Her husband, Peter MacInnis, proposed having a team of skilled people interviewing international visitors about their travel experiences after their trips.

"Having teams interview people as they leave China could provide recent, firsthand accounts of where the process was difficult," MacInnis said.

The team would specifically identify "pain points", such as slow processes or areas that cause frustration. By listening to their feedback, authorities can gain valuable insights into how to streamline and expedite the process, he said.

In response to reporters' questions, a Cyberspace Administration of China official said smoother digital payments and tourism services could unlock more spending by inbound visitors, boost sectors such as travel and lodging, and add momentum to the digital economy.

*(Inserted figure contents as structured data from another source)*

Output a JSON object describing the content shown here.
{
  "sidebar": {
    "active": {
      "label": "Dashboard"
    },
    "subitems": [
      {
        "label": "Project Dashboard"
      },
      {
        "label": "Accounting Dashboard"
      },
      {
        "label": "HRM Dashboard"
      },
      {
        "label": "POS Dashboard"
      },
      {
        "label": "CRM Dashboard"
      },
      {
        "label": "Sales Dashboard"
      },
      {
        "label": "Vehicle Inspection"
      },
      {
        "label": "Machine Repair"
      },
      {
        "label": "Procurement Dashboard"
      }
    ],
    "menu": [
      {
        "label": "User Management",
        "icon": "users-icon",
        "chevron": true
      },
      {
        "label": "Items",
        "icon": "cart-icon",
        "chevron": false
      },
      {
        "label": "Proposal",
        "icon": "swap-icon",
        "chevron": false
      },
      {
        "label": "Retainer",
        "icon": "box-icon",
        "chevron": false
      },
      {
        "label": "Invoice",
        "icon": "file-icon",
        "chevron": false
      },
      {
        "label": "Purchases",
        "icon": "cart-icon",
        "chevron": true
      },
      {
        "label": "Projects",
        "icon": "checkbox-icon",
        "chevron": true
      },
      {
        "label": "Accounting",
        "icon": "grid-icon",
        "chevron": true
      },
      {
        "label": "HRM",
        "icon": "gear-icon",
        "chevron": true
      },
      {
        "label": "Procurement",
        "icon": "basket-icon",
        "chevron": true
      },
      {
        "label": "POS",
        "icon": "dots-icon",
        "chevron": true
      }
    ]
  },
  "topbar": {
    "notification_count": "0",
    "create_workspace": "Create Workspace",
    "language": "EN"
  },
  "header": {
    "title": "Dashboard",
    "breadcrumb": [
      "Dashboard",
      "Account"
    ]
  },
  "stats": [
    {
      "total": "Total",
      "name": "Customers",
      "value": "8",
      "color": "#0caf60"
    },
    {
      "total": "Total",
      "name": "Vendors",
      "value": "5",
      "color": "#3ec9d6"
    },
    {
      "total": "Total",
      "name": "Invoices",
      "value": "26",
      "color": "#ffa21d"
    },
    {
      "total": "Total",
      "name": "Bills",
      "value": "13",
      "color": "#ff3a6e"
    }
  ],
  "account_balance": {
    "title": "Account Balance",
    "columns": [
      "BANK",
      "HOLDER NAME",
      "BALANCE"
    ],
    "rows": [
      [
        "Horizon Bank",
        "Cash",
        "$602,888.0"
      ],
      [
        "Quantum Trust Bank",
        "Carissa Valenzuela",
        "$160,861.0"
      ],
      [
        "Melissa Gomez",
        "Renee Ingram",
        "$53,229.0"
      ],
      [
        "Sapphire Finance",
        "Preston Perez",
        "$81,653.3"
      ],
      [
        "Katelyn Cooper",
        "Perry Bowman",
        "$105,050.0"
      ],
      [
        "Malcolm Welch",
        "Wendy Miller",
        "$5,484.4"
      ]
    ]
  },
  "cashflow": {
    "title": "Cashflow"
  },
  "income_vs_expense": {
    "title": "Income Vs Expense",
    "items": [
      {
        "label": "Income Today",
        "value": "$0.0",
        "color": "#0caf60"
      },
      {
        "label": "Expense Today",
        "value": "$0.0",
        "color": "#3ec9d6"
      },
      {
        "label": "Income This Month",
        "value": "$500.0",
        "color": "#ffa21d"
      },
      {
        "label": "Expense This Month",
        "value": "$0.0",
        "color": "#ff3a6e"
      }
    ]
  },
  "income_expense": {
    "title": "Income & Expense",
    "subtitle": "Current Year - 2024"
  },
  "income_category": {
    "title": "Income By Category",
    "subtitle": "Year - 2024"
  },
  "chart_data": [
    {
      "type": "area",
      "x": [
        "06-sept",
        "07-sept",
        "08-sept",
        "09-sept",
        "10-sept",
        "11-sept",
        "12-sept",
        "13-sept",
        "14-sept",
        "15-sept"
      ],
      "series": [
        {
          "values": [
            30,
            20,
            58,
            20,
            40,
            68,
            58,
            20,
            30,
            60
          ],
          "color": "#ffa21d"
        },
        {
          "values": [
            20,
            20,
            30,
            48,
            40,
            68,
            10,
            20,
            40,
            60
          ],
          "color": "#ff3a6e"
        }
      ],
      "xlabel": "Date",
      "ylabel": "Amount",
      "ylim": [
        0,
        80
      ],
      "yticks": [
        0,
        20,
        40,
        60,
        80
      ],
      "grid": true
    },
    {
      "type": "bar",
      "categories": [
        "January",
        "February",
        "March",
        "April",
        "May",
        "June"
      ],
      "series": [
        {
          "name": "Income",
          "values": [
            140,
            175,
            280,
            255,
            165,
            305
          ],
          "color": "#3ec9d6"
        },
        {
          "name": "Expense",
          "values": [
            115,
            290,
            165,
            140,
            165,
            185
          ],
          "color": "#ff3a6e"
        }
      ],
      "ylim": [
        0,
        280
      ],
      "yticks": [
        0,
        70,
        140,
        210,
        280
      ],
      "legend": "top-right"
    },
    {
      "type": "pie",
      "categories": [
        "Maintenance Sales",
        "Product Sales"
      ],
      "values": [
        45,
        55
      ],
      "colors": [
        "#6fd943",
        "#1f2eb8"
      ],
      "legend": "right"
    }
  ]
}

The guideline is also expected to provide important support for attracting foreign investment, expanding domestic demand, and promoting growth, injecting new momentum into high-quality development, the official said, according to a release posted on the CAC website.

The official said helping visitors better plug into China's digital services could make cross-border travel and exchanges smoother and encourage deeper international cooperation, turning the initiative into a "golden calling card" for higher-level, broader opening-up.